Hearts and smiley-face emojis bubble up in the margins on the Facebook page, the virtual stand-in for a congregation’s murmur of approval.
It doesn’t always go according to plan. Applegate stood at a sideways pulpit for several minutes during one early Facebook service until someone texted him to say the camera needed to be adjusted.
“Let’s just say that none of us had a course in livestreaming services in seminary,” Applegate said.
And there’s a certain sterility he must overcome.
“The coping mechanism is imagining the faces you know and care about who would normally be there, instead of looking at an iPhone,” he said.
Mashell Gellman, a church member for five years, said she understands Applegate is doing his best, but she’s not a big fan of All Saints’ online service.
“You keep seeing Stephen running back to his computer and turning the camera to look at the screen. To me, that’s annoying,” Gellman said, adding, “I will deal with online because we have to, but the minute church re-opens, I’m going.”
And there are some things Facebook can’t do — at least not while there’s a shelter-in-place order in effect. At least four baptisms at All Saints have been postponed.

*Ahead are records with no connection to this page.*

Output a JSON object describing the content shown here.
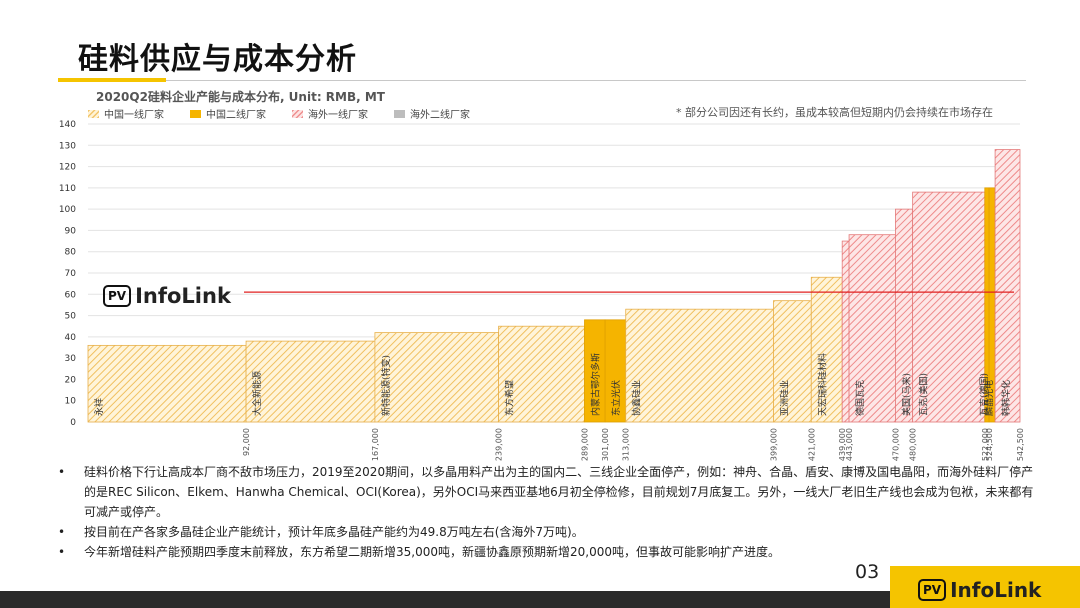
{
  "page": {
    "title": "硅料供应与成本分析",
    "page_number": "03",
    "logo_badge": "PV",
    "logo_text": "InfoLink"
  },
  "colors": {
    "accent": "#f5c400",
    "reference_line": "#e02020",
    "footer": "#2b2b2b"
  },
  "chart": {
    "title": "2020Q2硅料企业产能与成本分布, Unit: RMB, MT",
    "note": "* 部分公司因还有长约，虽成本较高但短期内仍会持续在市场存在",
    "legend": [
      {
        "key": "cn1",
        "label": "中国一线厂家"
      },
      {
        "key": "cn2",
        "label": "中国二线厂家"
      },
      {
        "key": "os1",
        "label": "海外一线厂家"
      },
      {
        "key": "os2",
        "label": "海外二线厂家"
      }
    ]
  },
  "chart_data": {
    "type": "bar",
    "subtype": "cost-curve",
    "y_ticks": [
      "0",
      "10",
      "20",
      "30",
      "40",
      "50",
      "60",
      "70",
      "80",
      "90",
      "100",
      "110",
      "120",
      "130",
      "140"
    ],
    "ylim": [
      0,
      140
    ],
    "xlim": [
      0,
      542500
    ],
    "reference_line": 61,
    "series": [
      {
        "name": "永祥",
        "start": 0,
        "end": 92000,
        "cost": 36,
        "group": "cn1"
      },
      {
        "name": "大全新能源",
        "start": 92000,
        "end": 167000,
        "cost": 38,
        "group": "cn1"
      },
      {
        "name": "新特能源(特变)",
        "start": 167000,
        "end": 239000,
        "cost": 42,
        "group": "cn1"
      },
      {
        "name": "东方希望",
        "start": 239000,
        "end": 289000,
        "cost": 45,
        "group": "cn1"
      },
      {
        "name": "内蒙古鄂尔多斯",
        "start": 289000,
        "end": 301000,
        "cost": 48,
        "group": "cn2"
      },
      {
        "name": "东立光伏",
        "start": 301000,
        "end": 313000,
        "cost": 48,
        "group": "cn2"
      },
      {
        "name": "协鑫硅业",
        "start": 313000,
        "end": 399000,
        "cost": 53,
        "group": "cn1"
      },
      {
        "name": "亚洲硅业",
        "start": 399000,
        "end": 421000,
        "cost": 57,
        "group": "cn1"
      },
      {
        "name": "天宏瑞科硅材料",
        "start": 421000,
        "end": 439000,
        "cost": 68,
        "group": "cn1"
      },
      {
        "name": "",
        "start": 439000,
        "end": 443000,
        "cost": 85,
        "group": "os1"
      },
      {
        "name": "德国瓦克",
        "start": 443000,
        "end": 470000,
        "cost": 88,
        "group": "os1"
      },
      {
        "name": "美国(马来)",
        "start": 470000,
        "end": 480000,
        "cost": 100,
        "group": "os1"
      },
      {
        "name": "瓦克(美国)",
        "start": 480000,
        "end": 522000,
        "cost": 108,
        "group": "os1"
      },
      {
        "name": "瓦克(德国)",
        "start": 522000,
        "end": 524500,
        "cost": 110,
        "group": "cn2"
      },
      {
        "name": "麟晶光电",
        "start": 524500,
        "end": 528000,
        "cost": 110,
        "group": "cn2"
      },
      {
        "name": "韩韩华化",
        "start": 528000,
        "end": 542500,
        "cost": 128,
        "group": "os1"
      }
    ],
    "x_tick_labels": [
      "92,000",
      "167,000",
      "239,000",
      "289,000",
      "301,000",
      "313,000",
      "399,000",
      "421,000",
      "439,000",
      "443,000",
      "470,000",
      "480,000",
      "522,000",
      "524,500",
      "542,500"
    ]
  },
  "bullets": [
    "硅料价格下行让高成本厂商不敌市场压力，2019至2020期间，以多晶用料产出为主的国内二、三线企业全面停产，例如：神舟、合晶、盾安、康博及国电晶阳，而海外硅料厂停产的是REC Silicon、Elkem、Hanwha Chemical、OCI(Korea)，另外OCI马来西亚基地6月初全停检修，目前规划7月底复工。另外，一线大厂老旧生产线也会成为包袱，未来都有可减产或停产。",
    "按目前在产各家多晶硅企业产能统计，预计年底多晶硅产能约为49.8万吨左右(含海外7万吨)。",
    "今年新增硅料产能预期四季度末前释放，东方希望二期新增35,000吨，新疆协鑫原预期新增20,000吨，但事故可能影响扩产进度。"
  ]
}
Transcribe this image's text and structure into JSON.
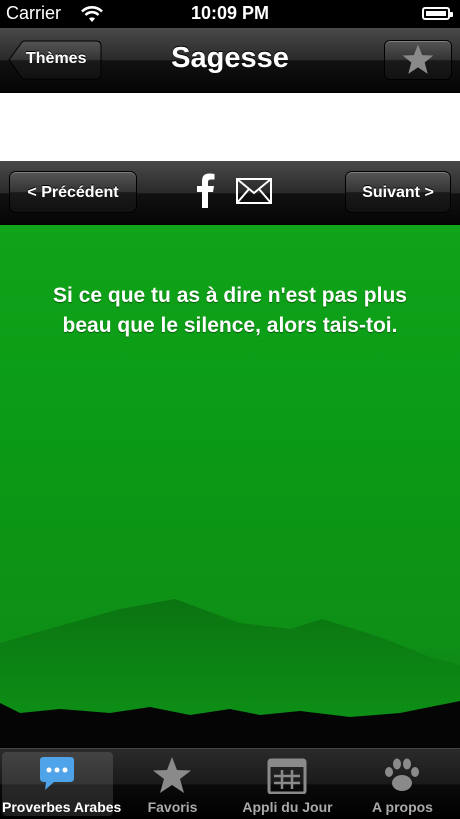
{
  "status_bar": {
    "carrier": "Carrier",
    "time": "10:09 PM"
  },
  "nav": {
    "back_label": "Thèmes",
    "title": "Sagesse",
    "favorite_icon": "star-icon"
  },
  "toolbar": {
    "prev_label": "< Précédent",
    "next_label": "Suivant >",
    "share_icons": [
      "facebook-icon",
      "mail-icon"
    ]
  },
  "quote": {
    "text": "Si ce que tu as à dire n'est pas plus beau que le silence, alors tais-toi."
  },
  "tabs": [
    {
      "label": "Proverbes Arabes",
      "icon": "speech-bubble-icon",
      "active": true
    },
    {
      "label": "Favoris",
      "icon": "star-icon",
      "active": false
    },
    {
      "label": "Appli du Jour",
      "icon": "calendar-icon",
      "active": false
    },
    {
      "label": "A propos",
      "icon": "paw-icon",
      "active": false
    }
  ],
  "colors": {
    "background_green": "#0fa41a",
    "bar_dark": "#111111"
  }
}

There’s also no substitute for a pastor making a hospital visit before a parishioner’s surgery — or, perhaps, when death is near.
Before the coronavirus outbreak, All Saints offered a prayer service at a senior center on the North Side. One man who regularly attended became infected with the virus a few weeks ago, Rutledge said. When it became clear the man wouldn’t survive, Rutledge wanted to offer him some final words of comfort.
But Rutledge wasn’t a relative, so he wasn’t allowed to visit or even to talk to him by phone.
“I needed to be at his bedside,” Rutledge said. “That’s where I should have been, and to not be there is so difficult — and to know that he died without anyone around him.”
Editor’s note: Stefano Esposito attends services at All Saints Episcopal Church.